Last year, a politically weakened president, struggling to contend with newly empowered House Republicans, focused on behind-the-scenes negotiations — a series of dysfunctional interactions replete with unreturned phone messages, angry exchanges and bitter feelings. This time, Obama is playing the happy warrior, pushing his views in campaign-style events, such as his kitchen-table chat with a middle-class Falls Church family last week and a planned speech this week in the Detroit area.
Obama has even appeared to enjoy himself at times. The White House produced a video showing Obama tapping away at a laptop and sharing lighthearted moments with aides during a Twitter town hall last week.
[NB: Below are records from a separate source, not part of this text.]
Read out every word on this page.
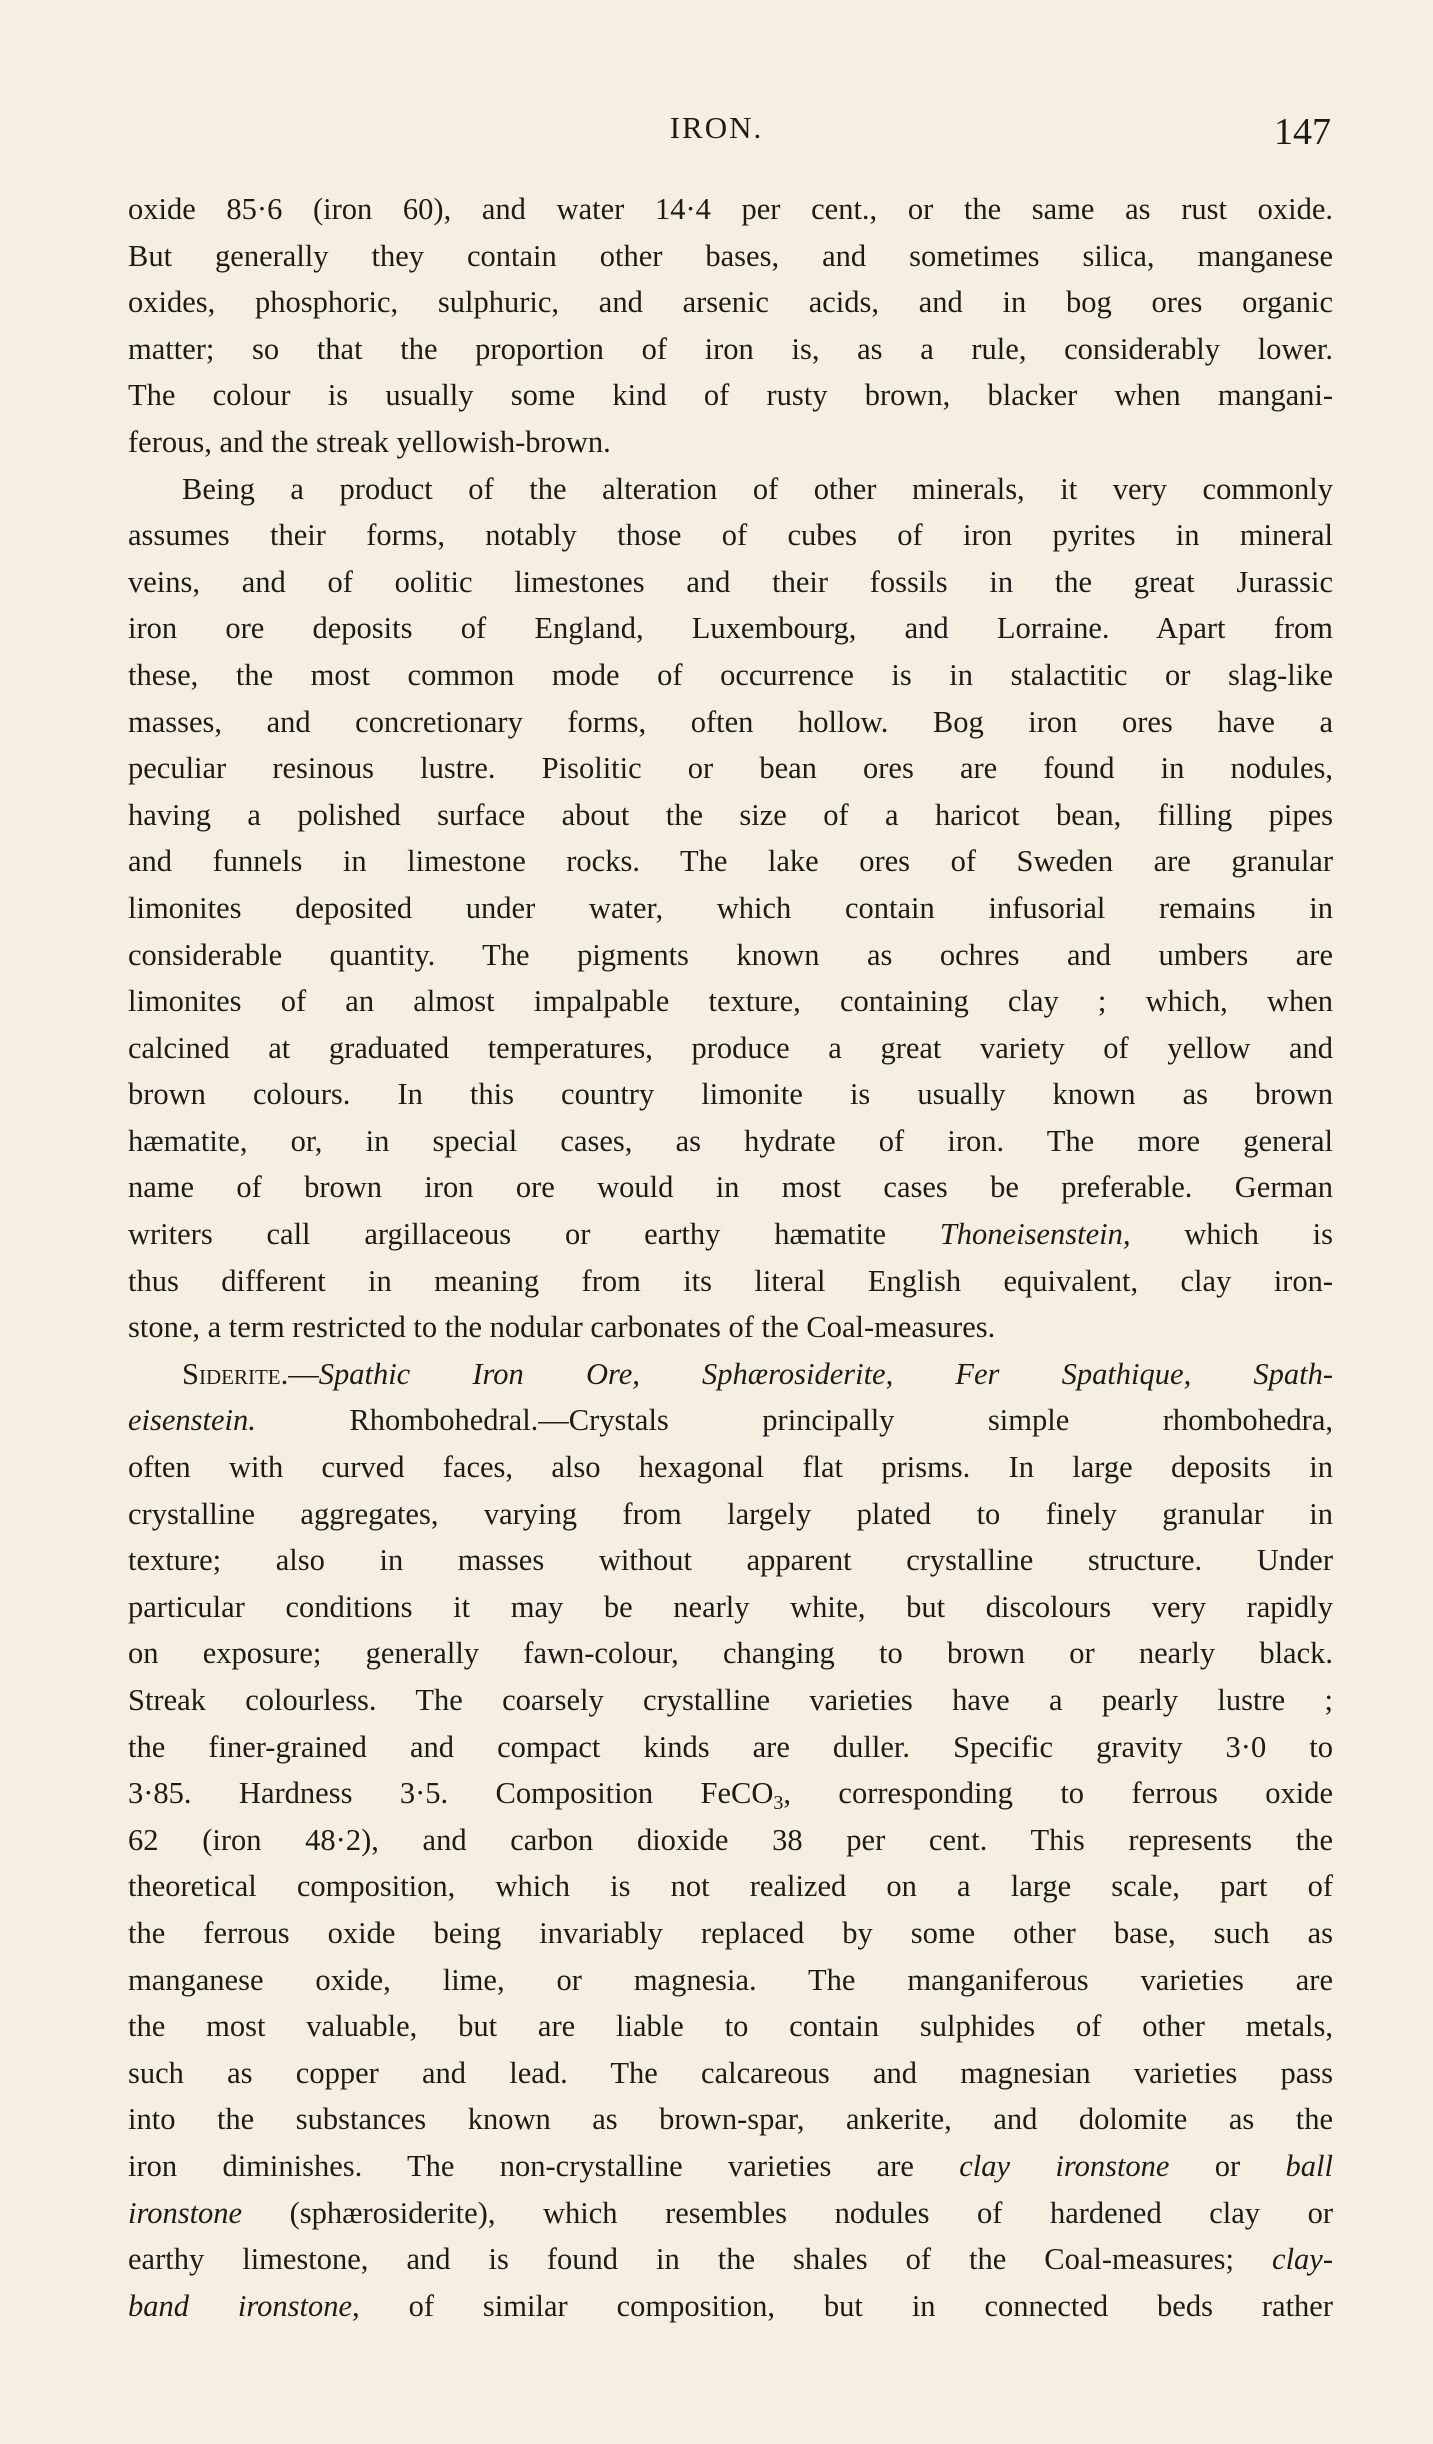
IRON.	147
oxide 85·6 (iron 60), and water 14·4 per cent., or the same as rust oxide.
But generally they contain other bases, and sometimes silica, manganese
oxides, phosphoric, sulphuric, and arsenic acids, and in bog ores organic
matter; so that the proportion of iron is, as a rule, considerably lower.
The colour is usually some kind of rusty brown, blacker when mangani-
ferous, and the streak yellowish-brown.
Being a product of the alteration of other minerals, it very commonly
assumes their forms, notably those of cubes of iron pyrites in mineral
veins, and of oolitic limestones and their fossils in the great Jurassic
iron ore deposits of England, Luxembourg, and Lorraine. Apart from
these, the most common mode of occurrence is in stalactitic or slag-like
masses, and concretionary forms, often hollow. Bog iron ores have a
peculiar resinous lustre. Pisolitic or bean ores are found in nodules,
having a polished surface about the size of a haricot bean, filling pipes
and funnels in limestone rocks. The lake ores of Sweden are granular
limonites deposited under water, which contain infusorial remains in
considerable quantity. The pigments known as ochres and umbers are
limonites of an almost impalpable texture, containing clay ; which, when
calcined at graduated temperatures, produce a great variety of yellow and
brown colours. In this country limonite is usually known as brown
hæmatite, or, in special cases, as hydrate of iron. The more general
name of brown iron ore would in most cases be preferable. German
writers call argillaceous or earthy hæmatite Thoneisenstein, which is
thus different in meaning from its literal English equivalent, clay iron-
stone, a term restricted to the nodular carbonates of the Coal-measures.
Siderite.—Spathic Iron Ore, Sphærosiderite, Fer Spathique, Spath-
eisenstein. Rhombohedral.—Crystals principally simple rhombohedra,
often with curved faces, also hexagonal flat prisms. In large deposits in
crystalline aggregates, varying from largely plated to finely granular in
texture; also in masses without apparent crystalline structure. Under
particular conditions it may be nearly white, but discolours very rapidly
on exposure; generally fawn-colour, changing to brown or nearly black.
Streak colourless. The coarsely crystalline varieties have a pearly lustre ;
the finer-grained and compact kinds are duller. Specific gravity 3·0 to
3·85. Hardness 3·5. Composition FeCO$_3$, corresponding to ferrous oxide
62 (iron 48·2), and carbon dioxide 38 per cent. This represents the
theoretical composition, which is not realized on a large scale, part of
the ferrous oxide being invariably replaced by some other base, such as
manganese oxide, lime, or magnesia. The manganiferous varieties are
the most valuable, but are liable to contain sulphides of other metals,
such as copper and lead. The calcareous and magnesian varieties pass
into the substances known as brown-spar, ankerite, and dolomite as the
iron diminishes. The non-crystalline varieties are clay ironstone or ball
ironstone (sphærosiderite), which resembles nodules of hardened clay or
earthy limestone, and is found in the shales of the Coal-measures; clay-
band ironstone, of similar composition, but in connected beds rather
He chose to respond to one participant, Mandi, who described herself as a recent college grad wondering about the impact of budget cuts, saying, “I like her hair.” Then he wrote, using typical Twitter shorthand to fit the 140-character limit: “cuts w/out revenue = reductions in student loans; work/study & college tax credits expire. Bad for growth. like your hair! -bo”
Obama is feeling pressure from his own base, too, particularly those who worry that despite his strong initial stance in recent weeks he will still wind up giving away too much in revenues and entitlement cuts.
Rep. Keith Ellison (D-Minn.), co-chairman of a caucus of about 90 House liberals, has requested a meeting with White House staffers to lay out their concerns, though no meeting has yet been scheduled. Ellison said he was pleased with the president’s apparent “resolve” on the tax-rate question, but hopes he would remain committed in a second term to ambitious spending on infrastructure.
“Now he needs to show resolve to get other stuff done,” Ellison said.
White House aides have told allies that they might push for an “infrastructure bank” that might be funded at least partly with private dollars. If the economy were to begin growing faster, that might pump additional dollars into government coffers that could be used for administration priorities.
Some officials still hope for the chance to expand early childhood education, college aid or expensive programs that might help achieve Obama’s stated goal of helping poor Americans climb up the economic ladder. But, as one outside ally familiar with White House thinking put it, “they’re puzzled as to how to accomplish it.”